As we hear in the gospel today, if a house is divided against itself, how can it stand?

But we must be careful with our judgements lest we reject something that truly is of God, and through which (through whom) God may be speaking to his Church; prompting that outward and inward conversation alluded-to earlier.  Jesus had dire warnings for those nwho were too quick to declare something they didn’t understand to be the work of Beelzebub.

 As far as we can discern Stephen Hawking equated the mind of God with the laws of mathematics, which isn’t a bad place to start, but I hope the likes of St Thomas Aquinas will be encouraging him to look a bit further – to God as the Giver, the Creator of mathematics; for nothing less than the creator of all things, visible and invisible, material and conceptual, nothing less should be afforded the status of God. 

Stephen Hawking’s presence here will be a reminder and a challenge to us, to the Church, to make sure that our theology, the God we proclaim is adequate to the intellectual challenges of our day – a God that underpins the best fruits of human reason; that runs no risk of being eclipsed by them or reduced to them; a God to which the greatest mind, as much as the least, might find itself accountable, humbly thankful, and called into a expansion of knowledge and wisdom and love beyond all measure.

As Christians, as the Abbey, we can welcome Stephen Hawking’s inclusion into this sacred space, and thank God for his whole, human contribution – as a man both of great strengths, and undisguisable weaknesses and limitations.  We welcome him, his life and contribution, as a symbol to us that, in St Paul’s words, ‘even though our outer nature is wasting away, our inner nature is being renewed day by day’.  We welcome his challenge to allow our own weaknesses and limitations to point us towards what is eternal and unchanging – to mathematics (possibly) and beyond!

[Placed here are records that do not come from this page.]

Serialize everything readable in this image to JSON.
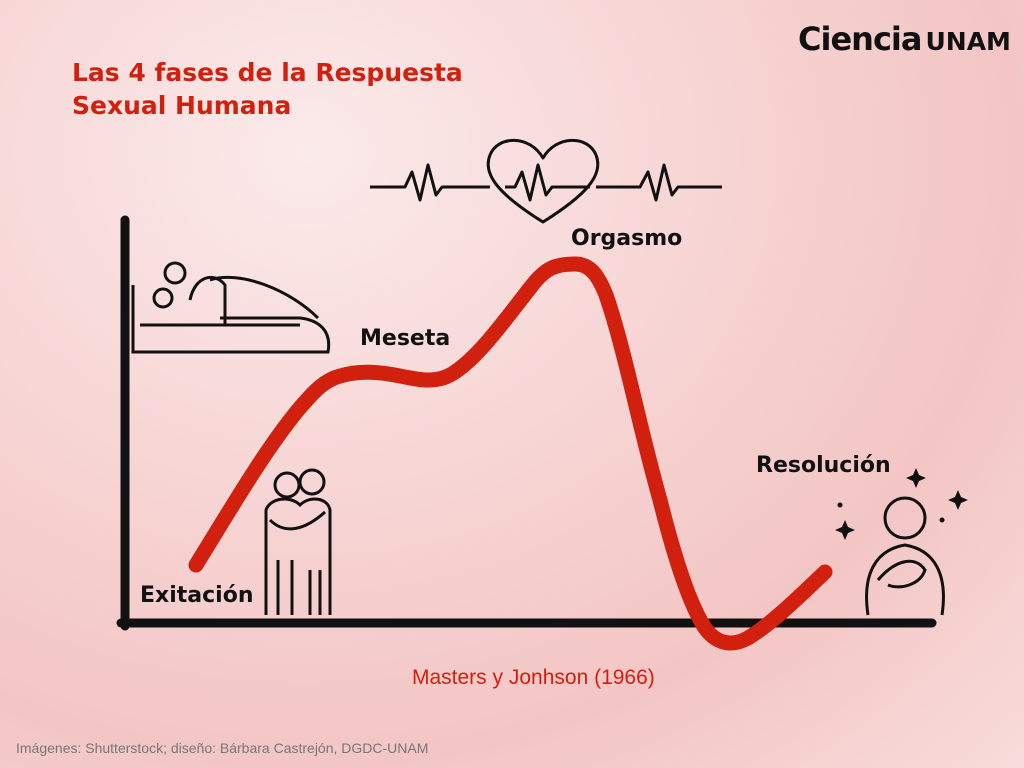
{
  "title_line1": "Las 4 fases de la Respuesta",
  "title_line2": "Sexual Humana",
  "logo": {
    "part1": "Ciencia",
    "part2": "UNAM"
  },
  "phases": {
    "excitation": "Exitación",
    "plateau": "Meseta",
    "orgasm": "Orgasmo",
    "resolution": "Resolución"
  },
  "citation": "Masters y Jonhson (1966)",
  "credit": "Imágenes: Shutterstock; diseño: Bárbara Castrejón, DGDC-UNAM",
  "colors": {
    "accent": "#d2200f",
    "ink": "#111111"
  }
}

We can welcome his inclusion to remind us that there is nothing shameful about the human body, no matter how strong, no matter how weak; our limitations are part of our condition in this world, which by the fact of being limitations intimate at something greater – so that in the face of our own frailties, even in the face of increasing debility, we might be able to say, with St Paul that this slight momentary affliction is preparing us for an eternal weight of glory beyond all measure; when we shall come to the full stature and glory of our humanity which is Christ – to whom be glory in the Church, and to whose glory beyond measure we commend Stephen Hawking and every human soul.